A History, a Theory, a Flood
Journalist James Gleick is the author of several works of popular science, including Chaos: Making a New Science (1987), which was a finalist for both the Pulitzer Prize and the National Book Award.
The Topic: From the advent of the alphabet to the rise of Wikipedia, Gleick takes readers on a 5,000-year tour of the revolutionary advancements that have altered the way we process and transmit data. Information became a field of study in its own right in 1948 when mathematician and engineer Claude Shannon, "the father of Information Theory," published a groundbreaking paper outlining a mathematical theory of communication that transformed the scientific community and paved the way for the current Age of Information. In fact, argues Gleick, whether it's the biological data encoded within a strand of DNA or the traits of subatomic particles in quantum mechanics, information--"the blood and the fuel, the vital principle"--is the foundation for our entire universe.

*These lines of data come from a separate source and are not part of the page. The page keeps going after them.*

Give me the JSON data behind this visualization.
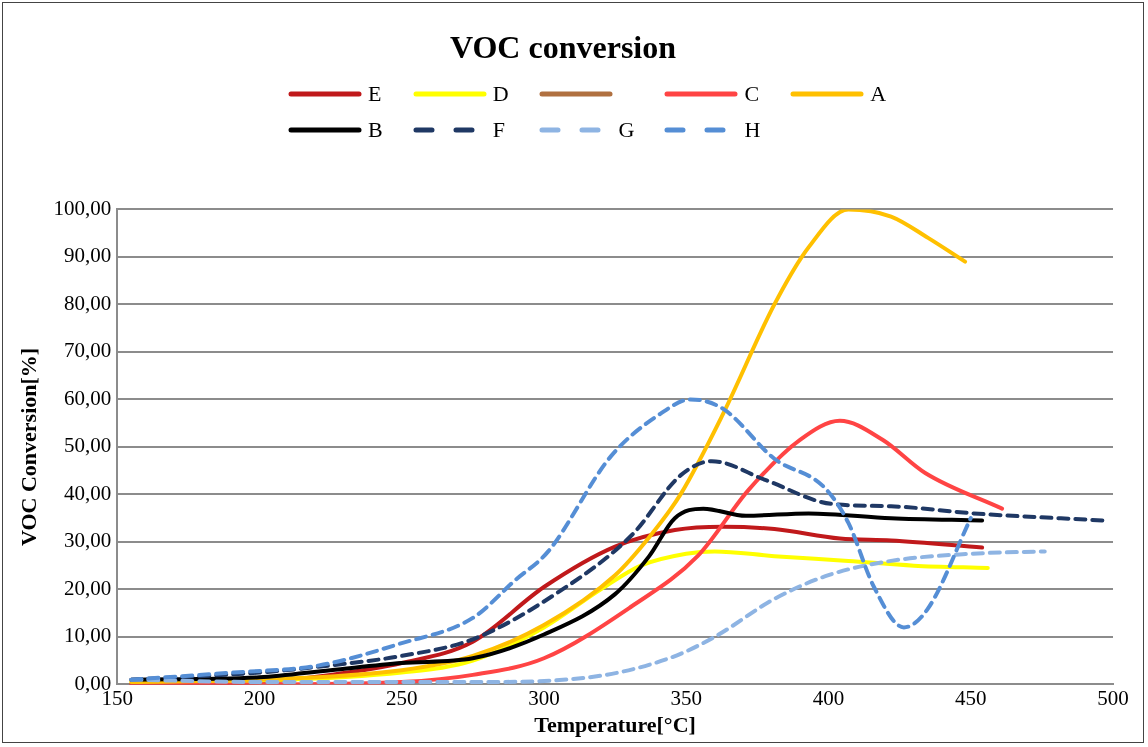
{
  "chart_data": {
    "type": "line",
    "title": "VOC conversion",
    "xlabel": "Temperature[°C]",
    "ylabel": "VOC Conversion[%]",
    "xlim": [
      150,
      500
    ],
    "xticks": [
      150,
      200,
      250,
      300,
      350,
      400,
      450,
      500
    ],
    "ylim": [
      0,
      100
    ],
    "yticks": [
      {
        "value": 0,
        "label": "0,00"
      },
      {
        "value": 10,
        "label": "10,00"
      },
      {
        "value": 20,
        "label": "20,00"
      },
      {
        "value": 30,
        "label": "30,00"
      },
      {
        "value": 40,
        "label": "40,00"
      },
      {
        "value": 50,
        "label": "50,00"
      },
      {
        "value": 60,
        "label": "60,00"
      },
      {
        "value": 70,
        "label": "70,00"
      },
      {
        "value": 80,
        "label": "80,00"
      },
      {
        "value": 90,
        "label": "90,00"
      },
      {
        "value": 100,
        "label": "100,00"
      }
    ],
    "grid": "y",
    "legend": "top",
    "marker": "none",
    "series": [
      {
        "name": "E",
        "color": "#c0191b",
        "line_style": "solid",
        "x": [
          155,
          200,
          225,
          250,
          275,
          300,
          325,
          346,
          363,
          381,
          404,
          422,
          454
        ],
        "values": [
          0,
          0.5,
          2,
          4.5,
          9,
          20.5,
          29,
          32.5,
          33.2,
          32.7,
          30.7,
          30.3,
          28.8
        ]
      },
      {
        "name": "D",
        "color": "#ffff00",
        "line_style": "solid",
        "x": [
          155,
          200,
          250,
          275,
          300,
          320,
          334,
          350,
          360,
          381,
          407,
          430,
          456
        ],
        "values": [
          0.5,
          0.8,
          2.5,
          5,
          12,
          20,
          25,
          27.5,
          28,
          27,
          26,
          25,
          24.5
        ]
      },
      {
        "name": "C",
        "color": "#ff4444",
        "line_style": "solid",
        "x": [
          155,
          200,
          250,
          275,
          300,
          331,
          354,
          372,
          390,
          404,
          419,
          434,
          461
        ],
        "values": [
          0,
          0,
          0.5,
          2,
          5.5,
          16.5,
          27,
          41,
          51.5,
          55.5,
          51.5,
          44.5,
          37
        ]
      },
      {
        "name": "A",
        "color": "#ffc000",
        "line_style": "solid",
        "x": [
          155,
          200,
          250,
          275,
          300,
          325,
          337,
          348,
          363,
          381,
          393,
          407,
          422,
          435,
          448
        ],
        "values": [
          0.5,
          1,
          3,
          6,
          12.5,
          23,
          31,
          40,
          57,
          80,
          92,
          100,
          98.5,
          94,
          89
        ]
      },
      {
        "name": "B",
        "color": "#000000",
        "line_style": "solid",
        "x": [
          155,
          200,
          225,
          250,
          275,
          300,
          325,
          337,
          346,
          356,
          371,
          393,
          422,
          454
        ],
        "values": [
          1,
          1.5,
          3,
          4.5,
          5.5,
          10.5,
          19,
          27,
          35,
          37,
          35.5,
          36,
          35,
          34.5
        ]
      },
      {
        "name": "F",
        "color": "#1f3864",
        "line_style": "dashed",
        "x": [
          155,
          200,
          225,
          250,
          275,
          304,
          331,
          348,
          359,
          378,
          401,
          422,
          451,
          497
        ],
        "values": [
          1,
          2.5,
          4,
          6,
          9.5,
          19,
          31.5,
          44,
          47,
          43,
          38,
          37.5,
          36,
          34.5
        ]
      },
      {
        "name": "G",
        "color": "#8eb4e3",
        "line_style": "dashed",
        "x": [
          155,
          200,
          250,
          275,
          316,
          344,
          360,
          381,
          400,
          422,
          450,
          476
        ],
        "values": [
          1,
          0.5,
          0.5,
          0.5,
          1.5,
          5.5,
          10,
          18,
          23,
          26,
          27.5,
          28
        ]
      },
      {
        "name": "H",
        "color": "#558ed5",
        "line_style": "dashed",
        "x": [
          155,
          191,
          221,
          249,
          275,
          290,
          301.5,
          323.5,
          341,
          351.5,
          363,
          381,
          398.5,
          407,
          416,
          426.5,
          435,
          450
        ],
        "values": [
          1,
          2.5,
          4,
          8.5,
          14,
          22,
          28,
          48,
          57,
          60,
          58,
          47.5,
          41.5,
          34,
          20.5,
          12,
          16,
          35
        ]
      }
    ]
  }
}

Pantheon. 544 pages. $29.95. ISBN: 9780375423727
Los Angeles Times
"[A] wide-ranging, deeply researched and delightfully engaging history--going back to Homer and Socrates (who distrusted written language as a corruption of pure memory) and extending, in loosely chronological fashion, to our contemporary culture of downloads and data clouds--of how we have come to occupy a world defined in bits and bytes. ... In places, the science can be overwhelming: Even Gleick admits it's ‘hard to summarize' Claude Shannon's 1948 paper ‘Mathematical Theory of Communication,' with its logarithms and formulas, its statistical probabilities." David L. Ulin
New York Times
"The Information is so ambitious, illuminating and sexily theoretical that it will amount to aspirational reading for many of those who have the mettle to tackle it. ... Imagine luxuriating on a Wi-Fi-equipped desert island with Mr. Gleick's book, a search engine and no distractions. The Information is to the nature, history and significance of data what the beach is to sand." Janet Maslin
"Beneath these factoids and stirring accounts of discovery and invention, though, lies a deeper story, one that reinforces the degree to which the tools we use to communicate about existence determine how we perceive it. ... Gleick's skill as an explicator of counterintuitive concepts makes the chapters on logic, the stuff even most philosophy majors slept through in class, brim with tension." Marc Mohan
Wall Street Journal
"No author is better equipped for such a wide-ranging tour than Mr. Gleick. Some writers excel at crafting a historical narrative, others at elucidating esoteric theories, still others at humanizing scientists. Mr. Gleick is a master of all these skills." John Horgan
NY Times Book Review
"Some of the concepts are challenging, but as in previous books like Chaos and Genius, his biography of Richard Feynman, Gleick provides lucid expositions for readers who are up to following the science and suggestive analogies for those who are just reading for the plot. ... Gleick's tendency to neglect the social context casts a deeper shadow over the book's final chapters, where he turns from explicating information as a scientific concept to considering it as an everyday concern, switching roles from science writer to seer." Geoffrey Nunberg
"A history-changing, paradigm-altering look at the evolution of the human capacity to process data," according to the Oregonian, Gleick's latest book makes even the most unexciting material "brim with tension." The science can be overwhelming at times (quantum teleportation, anyone?), but Gleick provides clear explanations and analogies. For those less scientifically minded, he keeps the narrative moving along with fascinating facts, colorful digressions, and vivid portraits of long-forgotten inventors. Although the New York Times Book Review complained that later chapters on the meaning of information veered from science into the treacherous terrain of philosophy, other reviewers considered his final ruminations insightful and eloquent. Readers may find The Information a dense and demanding read, but this illuminating book is well worth the effort.